Pope John Paul II says:
Marxism is at war against the Church
Pope John Paul II has realized that the Vatican-Moscow Agreement of 1962 is bad for the Church. The Communists still persecute the Church and have not kept the agreement. Pope John Paul II in February-March 1984 repeatedly denounced the persecution of Catholics in Lithuania, Russia and Albania. In September 1984 the document on Liberation Theology which sharply criticized the Communist regimes in general was published on the explicit order of Pope John Paul II. In 1985, Pope John Paul II in his discourse to the Ukrainian Catholic Bishops concurred with their conclusion that they still suffer persecution under Soviet Russia. In May 1986, for the first time in almost 25 years the Pope wrote against communism in the encyclical "Dominum et Vivificantem". Here is the key passage:
"Unfortunately, the resistance to the Holy Spirit which Saint Paul emphasizes in the interior and subjective dimension as tension, struggle and rebellion taking place in the human heart finds in every period of history and especially in the modern era its external dimension, which takes concrete form as the content of culture and civilization, as a philosophical system, an ideology, a programme for action and for the shaping of human behavior.

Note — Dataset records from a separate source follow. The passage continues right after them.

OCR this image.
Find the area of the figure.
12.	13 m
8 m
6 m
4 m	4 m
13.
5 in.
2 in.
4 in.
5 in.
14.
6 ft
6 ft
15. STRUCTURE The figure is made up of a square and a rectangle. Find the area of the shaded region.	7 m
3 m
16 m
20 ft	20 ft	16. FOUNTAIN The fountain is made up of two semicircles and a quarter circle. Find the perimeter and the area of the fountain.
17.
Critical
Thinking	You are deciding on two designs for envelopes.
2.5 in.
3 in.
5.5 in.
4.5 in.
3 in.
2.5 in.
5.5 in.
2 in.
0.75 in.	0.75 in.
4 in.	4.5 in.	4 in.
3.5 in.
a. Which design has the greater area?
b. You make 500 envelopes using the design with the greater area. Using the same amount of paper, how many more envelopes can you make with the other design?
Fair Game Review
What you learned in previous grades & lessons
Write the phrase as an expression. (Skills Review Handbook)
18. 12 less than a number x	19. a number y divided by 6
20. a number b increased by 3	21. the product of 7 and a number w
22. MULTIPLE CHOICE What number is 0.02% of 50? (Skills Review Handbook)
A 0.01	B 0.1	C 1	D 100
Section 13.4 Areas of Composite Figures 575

It reaches its clearest expression inmaterialism, both in its theoretical form: as a system of thought, and in its practical form: as a method of interpreting and evaluating facts, and likewise as a programme of corresponding conduct. The system which has developed most and carried to its extreme practical consequences this form of thought, ideology and practice is dialectical and historical materialism, which is still recognized as the essential core of Marxism.
In principle and in fact, materialism radically excludes the presence and action of God, Who is Spirit, in the world and above all in man. Fundamentally this is because it does not accept God's existence, being a system that is essentially and systematically atheistic. This is the striking phenomenon of our time: atheism, to which the Second Vatican Council devoted some significant pages. (242)
It follows, according to this interpretation (of the Marxists) that religion can be understood only as a kind of "idealistic illusion," to be fought with the most suitable means and methods according to circumstances of time and place, in order to eliminate it from society and from man's very heart.
It can be said therefore that materialism is the systematic and logical development of that "resistance" and opposition condemned by Saint Paul with the words: "The desires of the flesh are against the Spirit." But, as Saint Paul emphasizes in the second part of his aphorism, this antagonism is mutual: "the desires of the Spirit are against the flesh." Those who wish to live by the Spirit, accepting and corresponding to his salvific activity, cannot but reject the internal and external tendencies and claims of the "flesh," also in its ideological and historical expression as anti-religious "materialism."